Nuevos datos del Ministerio del Interior revelan que la acumulación de solicitudes de asilo casi se ha duplicado en un año, lo que genera preocupación sobre la capacidad del gobierno para abordar la crisis.
La acumulación de solicitantes de asilo que esperan apelaciones después de que su solicitud inicial fuera rechazada se ha disparado, según las últimas estadísticas del Ministerio del Interior. A finales de 2025, más de 80.000 casos estaban esperando a ser reevaluados, un aumento del 91 % respecto al año anterior.
Este aumento en la acumulación de apelaciones supera significativamente el número de personas que aún esperan su decisión de asilo inicial, que era de 64.000 a finales de diciembre de 2025. La creciente cola de apelaciones amenaza con socavar una promesa clave de El gobierno de Keir Starmer, que ha prometido abordar la crisis del sistema de asilo del Reino Unido.

Los datos del Ministerio del Interior resaltan la inmensa presión sobre el sistema de asilo del Reino Unido, que se ha visto afectado por una afluencia constante de solicitantes en los últimos años. Los críticos argumentan que el fracaso del gobierno para agilizar el proceso de apelaciones y proporcionar recursos adecuados ha contribuido al aumento del atraso, dejando a miles de personas vulnerables en un limbo legal.

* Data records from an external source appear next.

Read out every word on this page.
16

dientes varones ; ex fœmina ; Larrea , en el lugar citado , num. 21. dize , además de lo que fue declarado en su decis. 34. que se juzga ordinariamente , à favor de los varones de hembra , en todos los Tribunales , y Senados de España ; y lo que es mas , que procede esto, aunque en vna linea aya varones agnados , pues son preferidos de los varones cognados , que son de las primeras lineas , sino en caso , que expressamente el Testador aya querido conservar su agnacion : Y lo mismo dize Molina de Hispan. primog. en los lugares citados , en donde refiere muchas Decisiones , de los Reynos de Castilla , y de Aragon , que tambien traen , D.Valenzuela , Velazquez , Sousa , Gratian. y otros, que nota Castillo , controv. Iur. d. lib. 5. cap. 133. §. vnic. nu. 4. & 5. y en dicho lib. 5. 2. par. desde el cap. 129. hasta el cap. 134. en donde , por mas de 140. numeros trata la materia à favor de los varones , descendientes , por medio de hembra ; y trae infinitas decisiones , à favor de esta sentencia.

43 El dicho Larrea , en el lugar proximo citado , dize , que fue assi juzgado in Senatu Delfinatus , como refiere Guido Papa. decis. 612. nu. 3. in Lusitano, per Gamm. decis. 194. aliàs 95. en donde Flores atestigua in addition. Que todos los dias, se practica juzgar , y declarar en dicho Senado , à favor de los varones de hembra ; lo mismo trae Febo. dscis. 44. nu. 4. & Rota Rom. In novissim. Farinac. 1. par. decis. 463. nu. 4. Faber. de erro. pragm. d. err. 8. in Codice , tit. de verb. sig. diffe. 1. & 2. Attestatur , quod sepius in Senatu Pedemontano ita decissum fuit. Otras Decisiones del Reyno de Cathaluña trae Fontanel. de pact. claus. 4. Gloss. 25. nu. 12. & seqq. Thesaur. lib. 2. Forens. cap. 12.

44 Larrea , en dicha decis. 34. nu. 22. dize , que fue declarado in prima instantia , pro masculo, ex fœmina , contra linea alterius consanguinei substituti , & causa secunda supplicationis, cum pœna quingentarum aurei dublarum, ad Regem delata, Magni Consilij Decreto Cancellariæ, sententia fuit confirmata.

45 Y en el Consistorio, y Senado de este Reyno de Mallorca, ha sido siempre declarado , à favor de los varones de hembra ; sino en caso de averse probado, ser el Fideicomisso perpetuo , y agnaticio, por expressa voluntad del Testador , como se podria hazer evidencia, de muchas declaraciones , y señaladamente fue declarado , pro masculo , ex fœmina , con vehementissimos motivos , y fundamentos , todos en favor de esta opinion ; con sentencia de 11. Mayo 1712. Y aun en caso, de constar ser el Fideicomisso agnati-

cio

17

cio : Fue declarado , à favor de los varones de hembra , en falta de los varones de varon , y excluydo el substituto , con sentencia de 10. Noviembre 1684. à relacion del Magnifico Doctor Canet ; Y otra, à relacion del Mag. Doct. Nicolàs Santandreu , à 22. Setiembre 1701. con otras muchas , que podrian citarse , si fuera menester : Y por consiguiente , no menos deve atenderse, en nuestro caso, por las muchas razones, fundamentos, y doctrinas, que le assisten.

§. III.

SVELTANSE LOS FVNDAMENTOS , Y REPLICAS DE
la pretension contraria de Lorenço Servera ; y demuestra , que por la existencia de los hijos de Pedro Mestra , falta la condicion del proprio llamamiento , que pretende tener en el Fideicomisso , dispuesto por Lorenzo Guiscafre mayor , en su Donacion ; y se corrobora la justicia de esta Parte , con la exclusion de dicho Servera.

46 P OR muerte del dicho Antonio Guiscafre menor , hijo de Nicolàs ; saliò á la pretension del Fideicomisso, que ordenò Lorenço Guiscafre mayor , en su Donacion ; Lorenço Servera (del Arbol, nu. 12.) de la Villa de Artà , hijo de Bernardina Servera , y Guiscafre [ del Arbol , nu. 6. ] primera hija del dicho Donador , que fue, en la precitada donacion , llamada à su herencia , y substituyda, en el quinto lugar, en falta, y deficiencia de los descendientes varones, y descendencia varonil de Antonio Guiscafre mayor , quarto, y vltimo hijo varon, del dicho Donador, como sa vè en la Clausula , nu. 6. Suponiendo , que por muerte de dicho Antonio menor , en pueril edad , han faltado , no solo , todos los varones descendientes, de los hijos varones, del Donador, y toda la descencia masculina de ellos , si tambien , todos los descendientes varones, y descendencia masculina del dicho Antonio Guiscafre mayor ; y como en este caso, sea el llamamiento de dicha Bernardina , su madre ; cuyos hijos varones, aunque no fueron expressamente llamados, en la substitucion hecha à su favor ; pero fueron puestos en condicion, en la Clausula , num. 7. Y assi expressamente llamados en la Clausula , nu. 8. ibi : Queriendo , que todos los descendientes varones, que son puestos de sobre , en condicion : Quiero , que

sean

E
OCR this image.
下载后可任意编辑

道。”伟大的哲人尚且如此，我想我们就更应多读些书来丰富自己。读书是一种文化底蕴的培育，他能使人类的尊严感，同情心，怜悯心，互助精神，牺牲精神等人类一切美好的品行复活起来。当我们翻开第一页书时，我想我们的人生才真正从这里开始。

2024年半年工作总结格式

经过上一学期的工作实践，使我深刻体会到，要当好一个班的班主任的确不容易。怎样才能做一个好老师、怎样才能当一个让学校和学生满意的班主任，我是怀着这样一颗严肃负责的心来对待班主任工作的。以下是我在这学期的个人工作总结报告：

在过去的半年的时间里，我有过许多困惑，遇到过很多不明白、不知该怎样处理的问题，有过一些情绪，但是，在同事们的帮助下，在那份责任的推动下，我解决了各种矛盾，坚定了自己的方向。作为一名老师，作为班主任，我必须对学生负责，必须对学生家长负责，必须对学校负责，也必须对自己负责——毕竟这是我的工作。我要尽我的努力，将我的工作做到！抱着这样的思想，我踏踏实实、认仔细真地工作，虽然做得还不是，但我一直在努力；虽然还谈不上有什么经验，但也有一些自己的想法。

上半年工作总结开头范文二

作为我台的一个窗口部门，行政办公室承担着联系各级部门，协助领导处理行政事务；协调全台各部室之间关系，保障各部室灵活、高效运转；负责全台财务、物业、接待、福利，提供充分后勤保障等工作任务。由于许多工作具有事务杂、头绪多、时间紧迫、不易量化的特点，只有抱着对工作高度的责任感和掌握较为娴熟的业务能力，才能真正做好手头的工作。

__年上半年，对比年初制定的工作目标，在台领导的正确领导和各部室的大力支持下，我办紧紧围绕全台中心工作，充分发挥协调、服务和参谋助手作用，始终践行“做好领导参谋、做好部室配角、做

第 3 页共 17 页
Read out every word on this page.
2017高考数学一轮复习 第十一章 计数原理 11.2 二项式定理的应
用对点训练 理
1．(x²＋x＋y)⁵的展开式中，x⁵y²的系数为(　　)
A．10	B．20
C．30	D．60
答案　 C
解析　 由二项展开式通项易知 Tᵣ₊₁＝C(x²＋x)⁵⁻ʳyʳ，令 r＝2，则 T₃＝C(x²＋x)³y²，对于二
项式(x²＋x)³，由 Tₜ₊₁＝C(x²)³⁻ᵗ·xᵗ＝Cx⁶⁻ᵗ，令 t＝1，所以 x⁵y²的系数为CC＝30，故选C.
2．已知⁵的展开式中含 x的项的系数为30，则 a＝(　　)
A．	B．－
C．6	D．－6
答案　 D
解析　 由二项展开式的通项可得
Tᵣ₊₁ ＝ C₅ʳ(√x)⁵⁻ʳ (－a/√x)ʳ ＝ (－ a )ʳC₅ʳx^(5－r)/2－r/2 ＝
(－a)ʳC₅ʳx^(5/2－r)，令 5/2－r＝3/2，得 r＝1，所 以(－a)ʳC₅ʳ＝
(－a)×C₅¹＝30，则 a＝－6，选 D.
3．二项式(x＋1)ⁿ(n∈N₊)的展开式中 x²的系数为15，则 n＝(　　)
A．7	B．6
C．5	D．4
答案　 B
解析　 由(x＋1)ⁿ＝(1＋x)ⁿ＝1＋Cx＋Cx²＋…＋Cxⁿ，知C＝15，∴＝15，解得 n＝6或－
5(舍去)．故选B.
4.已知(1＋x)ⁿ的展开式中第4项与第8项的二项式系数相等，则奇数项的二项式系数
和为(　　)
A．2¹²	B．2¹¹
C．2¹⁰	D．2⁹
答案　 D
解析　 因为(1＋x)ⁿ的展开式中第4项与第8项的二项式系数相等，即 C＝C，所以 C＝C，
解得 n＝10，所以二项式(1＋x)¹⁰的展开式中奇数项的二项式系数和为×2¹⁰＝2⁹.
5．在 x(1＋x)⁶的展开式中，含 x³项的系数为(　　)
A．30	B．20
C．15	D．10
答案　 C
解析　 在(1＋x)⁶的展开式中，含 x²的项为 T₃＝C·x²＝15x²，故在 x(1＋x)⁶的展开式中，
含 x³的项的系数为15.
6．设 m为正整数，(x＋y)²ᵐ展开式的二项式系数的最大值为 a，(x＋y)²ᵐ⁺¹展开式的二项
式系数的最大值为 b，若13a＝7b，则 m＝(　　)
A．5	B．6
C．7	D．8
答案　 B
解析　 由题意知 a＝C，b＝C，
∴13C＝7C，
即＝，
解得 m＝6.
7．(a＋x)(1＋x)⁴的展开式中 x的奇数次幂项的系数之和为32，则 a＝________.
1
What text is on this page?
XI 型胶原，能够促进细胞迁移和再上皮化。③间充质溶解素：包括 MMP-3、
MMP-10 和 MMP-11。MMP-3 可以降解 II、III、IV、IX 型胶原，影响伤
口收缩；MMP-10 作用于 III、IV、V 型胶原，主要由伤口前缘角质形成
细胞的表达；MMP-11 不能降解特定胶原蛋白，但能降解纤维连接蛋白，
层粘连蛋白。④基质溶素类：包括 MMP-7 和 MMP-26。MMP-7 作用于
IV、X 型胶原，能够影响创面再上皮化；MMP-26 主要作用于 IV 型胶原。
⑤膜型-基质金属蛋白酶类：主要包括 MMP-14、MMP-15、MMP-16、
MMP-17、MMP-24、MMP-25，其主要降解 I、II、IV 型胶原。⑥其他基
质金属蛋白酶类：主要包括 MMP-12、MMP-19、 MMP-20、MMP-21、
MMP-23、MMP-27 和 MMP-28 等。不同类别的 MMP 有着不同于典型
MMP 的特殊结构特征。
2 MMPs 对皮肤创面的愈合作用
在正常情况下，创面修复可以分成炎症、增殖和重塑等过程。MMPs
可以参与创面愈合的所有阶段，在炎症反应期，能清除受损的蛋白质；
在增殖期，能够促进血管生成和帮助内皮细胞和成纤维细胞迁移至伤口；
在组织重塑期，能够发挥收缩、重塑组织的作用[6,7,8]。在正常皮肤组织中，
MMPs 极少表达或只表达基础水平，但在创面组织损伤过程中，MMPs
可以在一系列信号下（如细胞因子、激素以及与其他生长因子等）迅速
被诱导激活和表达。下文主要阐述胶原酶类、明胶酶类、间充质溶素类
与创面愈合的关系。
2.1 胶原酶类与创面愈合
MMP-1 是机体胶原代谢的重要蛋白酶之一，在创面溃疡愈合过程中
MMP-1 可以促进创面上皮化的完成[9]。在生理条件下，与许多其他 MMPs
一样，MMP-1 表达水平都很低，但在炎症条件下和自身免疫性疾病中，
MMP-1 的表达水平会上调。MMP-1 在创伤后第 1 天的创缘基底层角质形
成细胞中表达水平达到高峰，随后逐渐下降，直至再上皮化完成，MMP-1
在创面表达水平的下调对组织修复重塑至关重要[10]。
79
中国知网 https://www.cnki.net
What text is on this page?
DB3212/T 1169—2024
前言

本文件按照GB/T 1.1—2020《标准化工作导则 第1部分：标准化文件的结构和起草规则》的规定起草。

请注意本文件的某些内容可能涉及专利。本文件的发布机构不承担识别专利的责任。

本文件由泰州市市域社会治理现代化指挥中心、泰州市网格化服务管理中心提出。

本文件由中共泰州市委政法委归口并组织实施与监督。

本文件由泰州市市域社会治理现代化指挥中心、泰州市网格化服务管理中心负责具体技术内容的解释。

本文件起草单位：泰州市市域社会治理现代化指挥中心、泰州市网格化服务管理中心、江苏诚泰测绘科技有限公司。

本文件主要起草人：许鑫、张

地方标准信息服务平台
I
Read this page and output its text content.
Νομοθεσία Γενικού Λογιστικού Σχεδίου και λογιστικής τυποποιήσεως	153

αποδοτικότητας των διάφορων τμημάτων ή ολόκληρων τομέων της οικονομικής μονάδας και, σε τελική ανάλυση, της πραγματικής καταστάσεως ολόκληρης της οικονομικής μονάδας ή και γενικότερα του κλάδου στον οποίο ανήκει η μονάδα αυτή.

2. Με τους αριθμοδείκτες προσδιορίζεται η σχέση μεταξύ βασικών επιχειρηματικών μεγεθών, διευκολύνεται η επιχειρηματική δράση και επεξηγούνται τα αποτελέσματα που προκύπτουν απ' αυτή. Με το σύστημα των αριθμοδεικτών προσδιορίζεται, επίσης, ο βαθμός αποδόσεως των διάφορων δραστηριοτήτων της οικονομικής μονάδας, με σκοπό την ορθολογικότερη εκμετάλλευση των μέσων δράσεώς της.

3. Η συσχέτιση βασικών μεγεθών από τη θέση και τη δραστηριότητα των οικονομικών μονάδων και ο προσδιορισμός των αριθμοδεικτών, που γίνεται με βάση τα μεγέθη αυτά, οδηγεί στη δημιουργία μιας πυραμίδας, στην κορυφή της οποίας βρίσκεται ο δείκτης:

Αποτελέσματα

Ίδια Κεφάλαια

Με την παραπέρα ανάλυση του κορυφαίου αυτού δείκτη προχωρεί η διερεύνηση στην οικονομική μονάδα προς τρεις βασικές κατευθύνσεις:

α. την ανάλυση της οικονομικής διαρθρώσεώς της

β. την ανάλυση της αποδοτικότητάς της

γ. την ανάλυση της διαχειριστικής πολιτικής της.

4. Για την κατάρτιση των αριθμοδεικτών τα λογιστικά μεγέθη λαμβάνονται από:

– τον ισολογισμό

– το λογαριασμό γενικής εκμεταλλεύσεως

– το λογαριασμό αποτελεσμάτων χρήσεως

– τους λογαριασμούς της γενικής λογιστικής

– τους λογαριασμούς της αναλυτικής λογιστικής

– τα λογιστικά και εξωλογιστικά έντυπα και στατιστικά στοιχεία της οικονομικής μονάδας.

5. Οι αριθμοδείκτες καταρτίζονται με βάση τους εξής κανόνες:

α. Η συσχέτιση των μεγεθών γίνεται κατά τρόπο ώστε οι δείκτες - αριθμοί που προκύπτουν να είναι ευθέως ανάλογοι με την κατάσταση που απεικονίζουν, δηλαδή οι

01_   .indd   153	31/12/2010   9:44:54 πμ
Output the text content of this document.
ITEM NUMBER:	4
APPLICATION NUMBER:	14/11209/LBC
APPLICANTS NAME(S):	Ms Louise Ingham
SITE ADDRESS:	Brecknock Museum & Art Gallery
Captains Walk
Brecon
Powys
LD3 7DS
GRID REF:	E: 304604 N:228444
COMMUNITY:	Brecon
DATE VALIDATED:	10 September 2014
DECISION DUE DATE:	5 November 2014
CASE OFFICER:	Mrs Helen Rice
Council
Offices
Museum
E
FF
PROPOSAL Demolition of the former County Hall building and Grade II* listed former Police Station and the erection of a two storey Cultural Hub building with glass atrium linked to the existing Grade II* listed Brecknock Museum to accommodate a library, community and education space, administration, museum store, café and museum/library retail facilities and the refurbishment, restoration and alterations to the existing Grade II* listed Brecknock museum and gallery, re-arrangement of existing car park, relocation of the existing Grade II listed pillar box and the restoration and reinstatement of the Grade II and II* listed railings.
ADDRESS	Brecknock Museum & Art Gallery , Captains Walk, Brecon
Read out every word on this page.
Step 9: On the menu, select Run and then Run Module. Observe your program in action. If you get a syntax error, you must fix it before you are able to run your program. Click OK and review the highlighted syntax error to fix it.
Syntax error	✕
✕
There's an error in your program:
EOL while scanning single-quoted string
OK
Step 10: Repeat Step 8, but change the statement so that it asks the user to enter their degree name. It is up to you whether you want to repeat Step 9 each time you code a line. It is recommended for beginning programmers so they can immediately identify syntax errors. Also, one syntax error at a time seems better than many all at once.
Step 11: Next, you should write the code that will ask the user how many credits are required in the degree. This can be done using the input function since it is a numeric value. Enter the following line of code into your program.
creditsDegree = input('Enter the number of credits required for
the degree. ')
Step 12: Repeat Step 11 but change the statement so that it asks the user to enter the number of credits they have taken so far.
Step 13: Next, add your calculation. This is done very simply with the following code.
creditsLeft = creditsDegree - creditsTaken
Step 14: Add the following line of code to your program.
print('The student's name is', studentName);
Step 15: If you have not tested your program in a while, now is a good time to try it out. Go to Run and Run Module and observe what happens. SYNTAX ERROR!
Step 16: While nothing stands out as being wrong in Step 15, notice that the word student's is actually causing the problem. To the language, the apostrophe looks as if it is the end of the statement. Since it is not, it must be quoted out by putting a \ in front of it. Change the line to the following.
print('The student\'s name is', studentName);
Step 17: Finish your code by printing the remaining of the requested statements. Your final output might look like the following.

Los defensores de los solicitantes de asilo advierten que los tiempos de espera prolongados pueden tener consecuencias psicológicas y financieras devastadoras para quienes buscan refugio. Muchos se quedan sin poder trabajar o acceder a servicios esenciales mientras sus casos languidecen en un sistema sobrecargado.
El gobierno ha reconocido la necesidad de abordar el retraso en el asilo, y los funcionarios del Ministerio del Interior se han comprometido a invertir en personal y recursos adicionales para acelerar el proceso de apelación. Sin embargo, siguen existiendo preocupaciones sobre la viabilidad a largo plazo de estas medidas y el compromiso general del gobierno para reformar el sistema.
A medida que el retraso continúa creciendo, el gobierno enfrenta una presión creciente para encontrar soluciones sostenibles que equilibren las necesidades de los solicitantes de asilo con las realidades prácticas de gestionar una burocracia abrumada. Hay mucho en juego, ya que el destino de miles de personas vulnerables está en juego.